Fulbert Steffensky. Foto: zVg

«Niemand fällt in eisige Abgründe»

Interview mit Fulbert Steffensky über Gott, Spiritualität und seine Art, die Bibel zu lesen

Fulbert Steffensky verliess sein Benediktinerkloster, konvertierte und heiratete Dorothee Sölle. Er liest die Bibel erwartungslos, spricht von Schwarzbrot-Spiritualität und möchte den Charme des Buches der Hoffnung an seine Enkel weitergeben.

Von Wolf Südbeck-Baur*

Heute lesen Sie die Bibel erwartungslos, wie Sie in einem Interview gesagt haben. Das heisst, Sie lassen die Tür einen Spalt breit offen für einen Geistesblitz, für einen Lichtblick der Erkenntnis, für einen mystischen. Was sind Ihre Erfahrungen mit der erwartungslosen Bibellektüre?

Fulbert Steffensky: Die Bibel ist mein liebstes Buch. Ich lese sie erwartungslos, das heisst, nicht mehr mit dogmatischen Augen, die meinen, die Wahrheit entzifferbar in den biblischen Texten finden zu können. Ich lese die Bibel wie ein Buch reicher Hoffnung. Liest man sie nicht mehr mit vorgeformtem Blick, kommen plötzlich ganz andere Sachen zum Vorschein. Die Richtigkeit interessiert mich zum Beispiel nicht mehr so sehr, sondern die Schönheit der Bibel. Ich glaube, das haben wir lange falsch gemacht. Man kann auf Dauer nur an etwas glauben, was man schön gefunden hat. Darum ist es mein Hauptanliegen, den Charme biblischer Geschichten zu entdecken. Was ist der Charme der Bergpredigt oder der Figur Jesu? Was ist der Charme seines Widerstands, der Charme des Hohen Lieds? Ich frage auch: Hilft ein biblischer Text der Würde der Menschen oder beschädigt er sie?

Manche werden einwenden, Sie veranthropologisieren die Lektüre der Bibel…

Das mach’ ich auch. Es ist kein vom Himmel gefallenes Buch, und ich kann nicht sagen wie die Katholiken: «Wort des lebendigen Gottes». In der Bibel, in die Geschichte der Väter und Mütter ist das Wort Gottes eingewickelt. Die Wahrheit fällt nicht einfach gebrauchsfertig vom Himmel. Es gehört zu unserer Würde, dass wir an der Entstehung der Wahrheit mitarbeiten, indem wir die Texte interpretieren.
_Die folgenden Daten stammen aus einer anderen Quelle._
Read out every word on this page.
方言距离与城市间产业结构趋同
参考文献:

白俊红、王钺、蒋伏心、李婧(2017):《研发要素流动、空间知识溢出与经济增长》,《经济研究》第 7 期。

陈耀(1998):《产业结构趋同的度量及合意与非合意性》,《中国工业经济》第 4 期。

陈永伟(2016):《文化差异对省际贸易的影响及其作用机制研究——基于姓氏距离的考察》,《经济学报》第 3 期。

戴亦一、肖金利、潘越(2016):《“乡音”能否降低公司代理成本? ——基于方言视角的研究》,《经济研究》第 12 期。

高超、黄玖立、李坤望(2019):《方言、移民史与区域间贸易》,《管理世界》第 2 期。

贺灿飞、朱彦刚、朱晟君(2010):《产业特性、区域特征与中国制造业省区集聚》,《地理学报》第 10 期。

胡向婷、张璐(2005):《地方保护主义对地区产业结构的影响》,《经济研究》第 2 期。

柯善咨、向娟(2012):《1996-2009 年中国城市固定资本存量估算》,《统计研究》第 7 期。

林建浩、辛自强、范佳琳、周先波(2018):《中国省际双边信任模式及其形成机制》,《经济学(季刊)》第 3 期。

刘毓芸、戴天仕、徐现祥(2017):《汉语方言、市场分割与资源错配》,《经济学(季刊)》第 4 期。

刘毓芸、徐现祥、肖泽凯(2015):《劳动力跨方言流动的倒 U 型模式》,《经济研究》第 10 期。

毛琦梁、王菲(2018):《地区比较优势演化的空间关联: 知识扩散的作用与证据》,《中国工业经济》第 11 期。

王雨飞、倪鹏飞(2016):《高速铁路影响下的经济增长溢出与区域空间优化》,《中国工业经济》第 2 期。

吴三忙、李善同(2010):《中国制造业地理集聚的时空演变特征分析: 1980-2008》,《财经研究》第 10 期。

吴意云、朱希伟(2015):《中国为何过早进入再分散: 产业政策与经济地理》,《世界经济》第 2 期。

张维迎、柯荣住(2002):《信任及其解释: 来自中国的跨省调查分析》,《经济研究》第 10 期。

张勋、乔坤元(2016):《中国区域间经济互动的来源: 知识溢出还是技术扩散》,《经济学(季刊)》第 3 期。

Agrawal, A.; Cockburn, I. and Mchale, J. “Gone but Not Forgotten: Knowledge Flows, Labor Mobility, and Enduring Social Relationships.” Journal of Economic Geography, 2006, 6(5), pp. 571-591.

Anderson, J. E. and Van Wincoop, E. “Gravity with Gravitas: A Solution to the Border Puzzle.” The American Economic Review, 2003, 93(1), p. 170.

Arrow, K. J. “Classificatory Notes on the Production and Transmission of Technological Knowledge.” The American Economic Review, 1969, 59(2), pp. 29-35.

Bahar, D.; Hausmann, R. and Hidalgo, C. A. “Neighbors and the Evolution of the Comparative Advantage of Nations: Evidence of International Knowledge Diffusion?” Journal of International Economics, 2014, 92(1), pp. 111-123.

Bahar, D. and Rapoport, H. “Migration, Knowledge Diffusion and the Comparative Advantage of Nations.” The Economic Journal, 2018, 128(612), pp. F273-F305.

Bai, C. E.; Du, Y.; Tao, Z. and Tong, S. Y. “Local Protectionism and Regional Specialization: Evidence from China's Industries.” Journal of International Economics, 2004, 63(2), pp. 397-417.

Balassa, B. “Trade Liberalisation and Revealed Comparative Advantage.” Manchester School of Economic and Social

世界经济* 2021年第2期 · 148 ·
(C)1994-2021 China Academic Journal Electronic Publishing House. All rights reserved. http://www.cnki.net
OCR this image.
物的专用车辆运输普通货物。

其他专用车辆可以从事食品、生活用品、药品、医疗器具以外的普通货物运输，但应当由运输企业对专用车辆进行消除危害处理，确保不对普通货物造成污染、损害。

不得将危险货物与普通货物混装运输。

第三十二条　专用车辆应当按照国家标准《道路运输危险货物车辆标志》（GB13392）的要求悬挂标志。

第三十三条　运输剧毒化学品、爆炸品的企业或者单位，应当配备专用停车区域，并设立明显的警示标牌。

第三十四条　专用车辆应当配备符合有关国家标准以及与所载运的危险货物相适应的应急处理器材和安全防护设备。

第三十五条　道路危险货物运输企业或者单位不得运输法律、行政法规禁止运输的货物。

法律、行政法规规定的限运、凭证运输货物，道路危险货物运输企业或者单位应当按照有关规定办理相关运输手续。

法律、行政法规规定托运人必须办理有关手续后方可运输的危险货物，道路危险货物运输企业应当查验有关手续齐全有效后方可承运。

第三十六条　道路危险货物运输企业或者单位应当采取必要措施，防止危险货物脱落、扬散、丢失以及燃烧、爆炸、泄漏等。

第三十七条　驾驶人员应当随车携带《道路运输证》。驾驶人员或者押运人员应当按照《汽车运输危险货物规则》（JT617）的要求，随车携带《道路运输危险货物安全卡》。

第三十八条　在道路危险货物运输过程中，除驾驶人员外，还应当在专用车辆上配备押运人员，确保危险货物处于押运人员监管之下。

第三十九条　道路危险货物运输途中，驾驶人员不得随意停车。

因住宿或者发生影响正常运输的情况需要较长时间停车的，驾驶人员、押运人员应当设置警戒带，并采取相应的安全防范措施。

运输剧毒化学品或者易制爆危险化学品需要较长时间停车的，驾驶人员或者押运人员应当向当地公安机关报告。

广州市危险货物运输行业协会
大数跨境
Interpretieren heisst, etwas von sich und seiner Zeit dazutun. Man gibt den Texten in der Gegenwart ihren Ort. Das ist eine schwierige Sache, es gibt viel Streit darüber. Aber wo kein Streit ist, ist auch die Wahrheit nicht auffindbar. Aber es ist auch schön, an der Wahrheitsfindung beteiligt zu sein, und sie nicht einfach nur zu übernehmen. Jede Generation ist eine neue Interpretin der Bibel. Sie muss sie übersetzen vom alten Ufer an das Ufer unserer Zeit. Und das ist auch ein Stück Verfälschung. Jede Predigt arbeitet an der Wahrheit und verfälscht, indem man sich selbst einbringt. Das muss so sein. Es kann nur etwas überzeugen, wenn man von sich selbst etwas dazu tut. Es kann nur eine Erzählung überzeugen, in die man etwas vom Glück und dem Leiden der Gegenwart legt. Das gilt auch für die Erzählungen der Bibel.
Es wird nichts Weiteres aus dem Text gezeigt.